Flesh became smoke that was blown by secret, cabalistic winds and rivers moved by mystical currents. The girl suddenly leaped into the air, five, six feet until it seemed she would brush the rafters overhead, and then she came right down on Sellers. And this before he could even jerk a trigger or think of doing so. He and the girl-thing went down in a thrashing, writhing heap. Her mouth was wrapped around his face, those teeth sunk right to the bone. You could hear his screams echoing down the shaft of her throat.
But nobody had time to look at that.
For as the girl made her move, so did the others.
The man in the Confederate hat rose up in a flurry of teeth and claws and growling and was almost on Harmony when his shotgun went off, pitching the man backwards. Suddenly, everyone was shooting. Shooting at shapes and forms and monstrosities from some primal nightmare.
Dirker brought his Greener up and blasted the bartender. The impact blew his shoulder to a bloody mist and threw him against dusty glasses and discarded bottles. There was a crashing and shattering and he came right back up again, his face gone lupine and his teeth bared to bisect human flesh.
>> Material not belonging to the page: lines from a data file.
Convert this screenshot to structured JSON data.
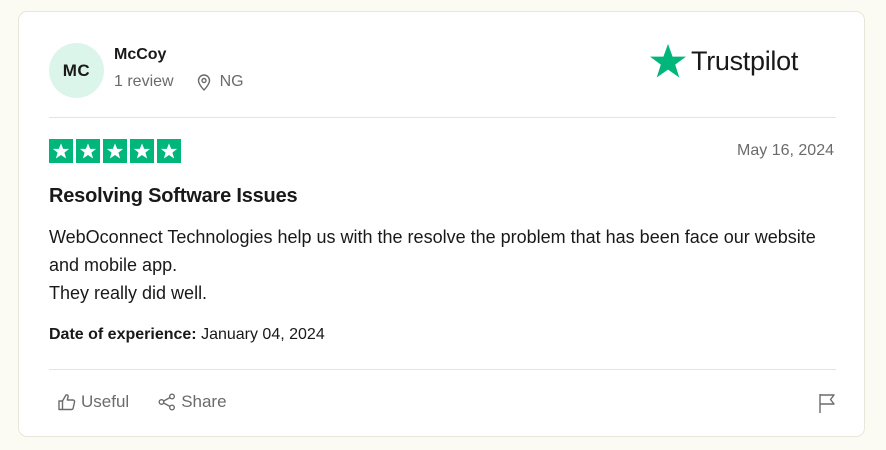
{
  "reviewer": {
    "initials": "MC",
    "name": "McCoy",
    "review_count": "1 review",
    "country": "NG"
  },
  "brand": {
    "logo_text": "Trustpilot",
    "accent_color": "#00b67a",
    "logo_star_icon": "star-icon"
  },
  "review": {
    "rating": 5,
    "rating_max": 5,
    "date": "May 16, 2024",
    "title": "Resolving Software Issues",
    "body_line_1": "WebOconnect Technologies help us with the resolve the problem that has been face our website and mobile app.",
    "body_line_2": "They really did well.",
    "experience_label": "Date of experience:",
    "experience_date": "January 04, 2024"
  },
  "actions": {
    "useful_label": "Useful",
    "share_label": "Share",
    "useful_icon": "thumbs-up-icon",
    "share_icon": "share-icon",
    "flag_icon": "flag-icon"
  }
}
Dirker gave him another round that knocked him away and then that little boy was hopping in his direction. Dirker gave him the butt of the Greener in the face, driving him to the floor, broke it open and ejected shells, fed two more in, snapped it close. The bartender was up on the bar by then, his shirt split wide open from the pulsing, bestial muscularity beneath.
As he leapt, Dirker gave him both barrels.
The buckshot blew his snarling head into a spray of bone and blood. He flipped back over the bar and stayed down this time. As Dirker whirled around, the boy hit him hard and put him down, those jaws opening like the mouth of a tiger and coming in for the kill. The Greener still in his hands, he jammed the barrel lengthwise into that mouth, claws tearing great ruts through his coat and shirt and into his chest below. With a scream, he pushed the beast away from him, flipping it off him.
The man in the Confederate hat had Harmony.
His huge, clawed hands were pressed to either side of the Mormon’s head…and he was lifted an easy two feet off the floor, rivers of blood running from his ears and eyes as his skull was crushed. Then the teeth darted forward and his face was literally stripped from the bone beneath.